Segundo a defesa de Paulo Taques, não resta qualquer necessidade de prisão preventiva dos investigados, uma vez que as ordens de busca e apreensão nas residências e escritórios já foram cumpridos em sua totalidade. 

Além de Paulo Taques, também foram detidos na "Operação Bonus" seu irmão, Pedro Zamar Taques, o deputado estadual Mauro Savi (DEM) e os empresários Roque Anildo Reinheimer, Claudemir Pereira dos Santos e José Kobori, em Brasília (DF).

Operação Bônus:

Foram expedidos pelo Tribunal de Justiça de Mato Grosso seis mandados de prisão preventiva e cinco de busca e apreensão em Cuiabá, São Paulo (SP) e Brasília (DF). As ordens partiram do desembargador José Zuquim Nogueira.

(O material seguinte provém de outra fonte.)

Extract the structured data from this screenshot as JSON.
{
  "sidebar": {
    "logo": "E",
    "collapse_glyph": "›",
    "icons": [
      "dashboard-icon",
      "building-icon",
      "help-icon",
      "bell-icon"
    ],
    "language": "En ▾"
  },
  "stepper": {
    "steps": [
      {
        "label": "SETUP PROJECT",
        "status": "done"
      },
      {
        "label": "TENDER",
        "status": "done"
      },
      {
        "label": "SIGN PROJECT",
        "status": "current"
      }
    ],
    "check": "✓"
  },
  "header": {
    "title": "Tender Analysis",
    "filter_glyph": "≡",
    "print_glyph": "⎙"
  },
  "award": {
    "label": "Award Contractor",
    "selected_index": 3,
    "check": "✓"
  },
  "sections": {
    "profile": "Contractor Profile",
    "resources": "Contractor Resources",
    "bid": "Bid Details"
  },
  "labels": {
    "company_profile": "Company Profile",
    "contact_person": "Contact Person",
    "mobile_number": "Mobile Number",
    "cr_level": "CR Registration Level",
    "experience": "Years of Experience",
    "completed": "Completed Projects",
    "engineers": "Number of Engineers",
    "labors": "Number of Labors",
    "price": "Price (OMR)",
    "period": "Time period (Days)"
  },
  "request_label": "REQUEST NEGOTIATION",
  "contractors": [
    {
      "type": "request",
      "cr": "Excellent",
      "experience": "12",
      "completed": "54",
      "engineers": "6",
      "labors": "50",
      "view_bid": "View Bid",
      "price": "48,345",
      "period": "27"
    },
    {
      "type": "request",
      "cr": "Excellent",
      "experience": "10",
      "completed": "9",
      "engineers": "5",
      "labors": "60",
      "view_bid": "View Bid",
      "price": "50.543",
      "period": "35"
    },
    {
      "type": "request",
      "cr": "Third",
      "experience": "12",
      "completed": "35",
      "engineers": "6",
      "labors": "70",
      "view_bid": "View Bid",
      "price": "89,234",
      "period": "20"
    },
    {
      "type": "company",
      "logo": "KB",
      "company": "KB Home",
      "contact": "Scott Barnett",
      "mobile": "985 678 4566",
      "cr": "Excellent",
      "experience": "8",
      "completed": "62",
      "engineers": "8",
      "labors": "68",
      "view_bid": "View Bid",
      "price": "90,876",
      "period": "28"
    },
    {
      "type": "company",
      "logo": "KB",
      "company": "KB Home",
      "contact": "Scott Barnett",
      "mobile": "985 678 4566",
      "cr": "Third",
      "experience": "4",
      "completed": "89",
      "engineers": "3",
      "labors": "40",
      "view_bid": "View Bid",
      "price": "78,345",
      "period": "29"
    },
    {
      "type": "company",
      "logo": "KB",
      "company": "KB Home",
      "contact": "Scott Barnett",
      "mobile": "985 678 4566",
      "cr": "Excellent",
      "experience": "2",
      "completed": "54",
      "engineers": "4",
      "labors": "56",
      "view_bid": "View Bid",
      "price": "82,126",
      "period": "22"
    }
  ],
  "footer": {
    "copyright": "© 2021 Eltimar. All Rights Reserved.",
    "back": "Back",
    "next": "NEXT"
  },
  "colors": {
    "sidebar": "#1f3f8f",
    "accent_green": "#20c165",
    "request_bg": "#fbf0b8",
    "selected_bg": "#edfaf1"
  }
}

A 'Operação Bônus' é resultado da análise dos documentos apreendidos na primeira fase da Bereré, dos depoimentos prestados no inquérito policial e colaborações premiadas. Tem como objetivo desmantelar organização criminosa instalada dentro do Detran para desvio de recursos públicos.

A ‘Bereré’, por sua vez, é o desdobramento da colaboração premiada do ex-presidente do Departamento Estadual de Trânsito de Mato Grosso (Detran-MT), Teodoro Lopes, o “Doia". Dentre as informações prestadas por Doia, consta suposto esquema de cobrança de propina com uma empresa que prestava serviços de gravame - um registro do Detran.
 
Na primeira fase, os mandados foram cumpridos na Assembleia Legislativa de Mato Grosso e na casa de Savi e Eduardo Botelho (DEM). O ex-deputado federal Pedro Henry também foi alvo na ocasião.
 
O governador Pedro Taques (PSDB) decretou a intervenção do Estado no contrato que o Departamento Estadual de Trânsito (Detran) havia firmado com a EIG Mercados para registro dos contratos de financiamento de veículos com cláusula de alienação fiduciária, de arrendamento mercantil, de compra e venda com reserva de domínio ou de penhor no Estado. A empresa foi alvo da ‘Operação Bereré’ e é apontada como pivô do esquema que teria desviado R$ 27,7 milhões.